Does someone see my error ?
I would like to parallelize the computation because my real array is a 10k * 10k array with 1M zones.
import numpy as np
import scipy.stats as ss
import multiprocessing as mp
def zone_mode(i, a, b, output):
to_extract = np.where(a == i)
val = b[to_extract]
output[to_extract] = ss.mode(val)[0][0]
return output
def zone_mode0(i, a, b):
to_extract = np.where(a == i)
val = b[to_extract]
output = ss.mode(val)[0][0]
return output
np.random.seed(1)
zone = np.array([[1, 1, 1, 2, 3],
[1, 1, 2, 2, 3],
[4, 2, 2, 3, 3],
[4, 4, 5, 5, 3],
[4, 6, 6, 5, 5],
[6, 6, 6, 5, 5]])
values = np.random.randint(8, size=zone.shape)

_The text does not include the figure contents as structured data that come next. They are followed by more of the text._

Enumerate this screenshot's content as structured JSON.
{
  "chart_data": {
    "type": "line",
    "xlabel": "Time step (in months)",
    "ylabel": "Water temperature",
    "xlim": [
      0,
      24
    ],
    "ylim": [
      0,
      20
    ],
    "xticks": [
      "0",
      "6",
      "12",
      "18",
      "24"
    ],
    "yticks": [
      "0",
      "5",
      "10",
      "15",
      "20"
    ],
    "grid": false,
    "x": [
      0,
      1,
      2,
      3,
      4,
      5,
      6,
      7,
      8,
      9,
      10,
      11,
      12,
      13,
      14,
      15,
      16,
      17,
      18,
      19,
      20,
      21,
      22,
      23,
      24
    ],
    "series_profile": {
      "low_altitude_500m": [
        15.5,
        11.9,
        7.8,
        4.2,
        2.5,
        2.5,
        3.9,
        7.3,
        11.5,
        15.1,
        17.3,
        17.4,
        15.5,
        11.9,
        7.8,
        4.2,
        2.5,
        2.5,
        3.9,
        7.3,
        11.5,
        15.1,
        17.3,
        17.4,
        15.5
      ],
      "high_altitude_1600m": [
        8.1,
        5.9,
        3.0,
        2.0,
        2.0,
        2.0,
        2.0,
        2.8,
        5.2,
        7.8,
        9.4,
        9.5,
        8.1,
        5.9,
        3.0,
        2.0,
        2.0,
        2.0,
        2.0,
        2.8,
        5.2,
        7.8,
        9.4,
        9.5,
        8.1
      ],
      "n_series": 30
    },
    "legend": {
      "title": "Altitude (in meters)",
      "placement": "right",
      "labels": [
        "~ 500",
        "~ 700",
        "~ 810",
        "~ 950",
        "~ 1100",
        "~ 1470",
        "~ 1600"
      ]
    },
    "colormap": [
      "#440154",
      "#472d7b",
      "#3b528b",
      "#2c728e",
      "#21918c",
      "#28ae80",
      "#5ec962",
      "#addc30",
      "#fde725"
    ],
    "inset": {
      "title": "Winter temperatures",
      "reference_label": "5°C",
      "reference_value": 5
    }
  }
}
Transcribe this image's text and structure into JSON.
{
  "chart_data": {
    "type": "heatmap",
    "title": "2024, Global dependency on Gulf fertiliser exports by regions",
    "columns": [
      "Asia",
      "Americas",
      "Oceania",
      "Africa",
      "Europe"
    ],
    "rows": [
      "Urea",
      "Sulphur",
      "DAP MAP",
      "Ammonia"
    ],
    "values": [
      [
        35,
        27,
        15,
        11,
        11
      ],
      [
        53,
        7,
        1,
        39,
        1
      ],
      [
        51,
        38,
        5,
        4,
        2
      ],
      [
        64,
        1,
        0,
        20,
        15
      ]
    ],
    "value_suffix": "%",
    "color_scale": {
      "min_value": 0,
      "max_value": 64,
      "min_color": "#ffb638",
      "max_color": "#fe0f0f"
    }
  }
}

output = np.zeros_like(zone).astype(np.float)
for i in np.unique(zone):
output = zone_mode(i, zone, values, output)
# for multiprocessing
zone0 = zone - 1
pool = mp.Pool(mp.cpu_count() - 1)
results = [pool.apply(zone_mode0, args=(u, zone0, values)) for u in np.unique(zone0)]
pool.close()
output = results[zone0]
For positve integers in the arrays - zone and values, we can use np.bincount. The basic idea is that we will consider zone and values as row and cols on a 2D grid. So, can map those to their linear index equivalent numbers. Those would be used as bins for binned summation with np.bincount. Their argmax IDs would be the mode numbers. They are mapped back to zone-grid with indexing into zone.
Hence, the solution would be -
m = zone.max()+1
n = values.max()+1
ids = zone*n + values
c = np.bincount(ids.ravel(),minlength=m*n).reshape(-1,n).argmax(1)
out = c[zone]
For sparsey data (well spread integers in the input arrays), we can look into sparse-matrix to get the argmax IDs c. Hence, with SciPy's sparse-matrix -
from scipy.sparse import coo_matrix
data = np.ones(zone.size,dtype=int)
r,c = zone.ravel(),values.ravel()
c = coo_matrix((data,(r,c))).argmax(1).A1
For slight perf. boost, specify the shape -
c = coo_matrix((data,(r,c)),shape=(m,n)).argmax(1).A1
Solving for generic values
We will make use of pandas.factorize, like so -
import pandas as pd
ids,unq = pd.factorize(values.flat)
v = ids.reshape(values.shape)
# .. same steps as earlier with bincount, using v in place of values
out = unq[c[zone]]
Note that for tie-cases, it would pick random element off values. If you want to pick the first one, use pd.factorize(values.flat, sort=True).